Effect of steam supply to the air-blown gasifier on hot syngas desulphurization

Abstract

The IGCC technology serves to efficiently produce thermal and electrical energy with minimal impact on the environment. In operating IGCC, wet desulphurization is used at temperatures below 200°C. The use of hot desulphurization at temperatures around 500°C will significantly improve IGCC efficiency. The preferred sorbent for hot gas cleaning is ZnO. At temperature of 450-500°C, ZnO begins decomposing because of reactions with syngas components (primarily hydrogen). Steam impedes reaction of ZnO with H2 and increases ZnO thermal stability.
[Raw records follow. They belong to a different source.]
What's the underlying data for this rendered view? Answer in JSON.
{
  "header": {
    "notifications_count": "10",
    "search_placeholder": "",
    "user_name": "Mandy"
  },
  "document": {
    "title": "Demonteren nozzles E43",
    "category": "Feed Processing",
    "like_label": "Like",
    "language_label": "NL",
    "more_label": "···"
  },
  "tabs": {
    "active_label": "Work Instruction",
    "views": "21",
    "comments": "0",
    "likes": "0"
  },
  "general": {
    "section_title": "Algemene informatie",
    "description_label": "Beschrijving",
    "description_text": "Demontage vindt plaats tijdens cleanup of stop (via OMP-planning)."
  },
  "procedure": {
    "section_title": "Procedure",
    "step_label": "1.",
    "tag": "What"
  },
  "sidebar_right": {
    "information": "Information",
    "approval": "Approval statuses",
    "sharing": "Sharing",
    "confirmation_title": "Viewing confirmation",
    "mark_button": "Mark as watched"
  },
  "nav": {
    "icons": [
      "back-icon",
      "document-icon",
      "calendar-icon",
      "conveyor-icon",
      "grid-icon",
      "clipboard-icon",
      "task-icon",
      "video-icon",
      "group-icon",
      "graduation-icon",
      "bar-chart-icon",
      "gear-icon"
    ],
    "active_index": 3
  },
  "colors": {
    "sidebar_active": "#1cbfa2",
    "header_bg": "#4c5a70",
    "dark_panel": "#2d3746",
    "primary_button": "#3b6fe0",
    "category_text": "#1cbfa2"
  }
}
Syngas H2/H2O ratio is determined by gasifier operation mode. The purpose of this work is to determine maximum temperature of hot gas cleaning depending on condition of ZnO-sorbent thermal stability and steam-air-blown mechanically activated coal gasifier operation mode. To determine the effect of steam supply to syngas composition, experiments were performed on entrained-flow gasifier (1 MW). Experimental results were processed using thermodynamic analysis to determine idealized syngas composition and CFD-modeling to determine real experiment process parameters. Syngas H2O content was determined by CFD-modeling results. Study of ZnO-sorbent thermal stability depending on H2 concentration and syngas H2/H2O ratio was performed by TGA. As a result of experimentally confirmed thermodynamic calculations, ZnO-sorbent thermal stability was found to increase to 815°C due to steam dilution.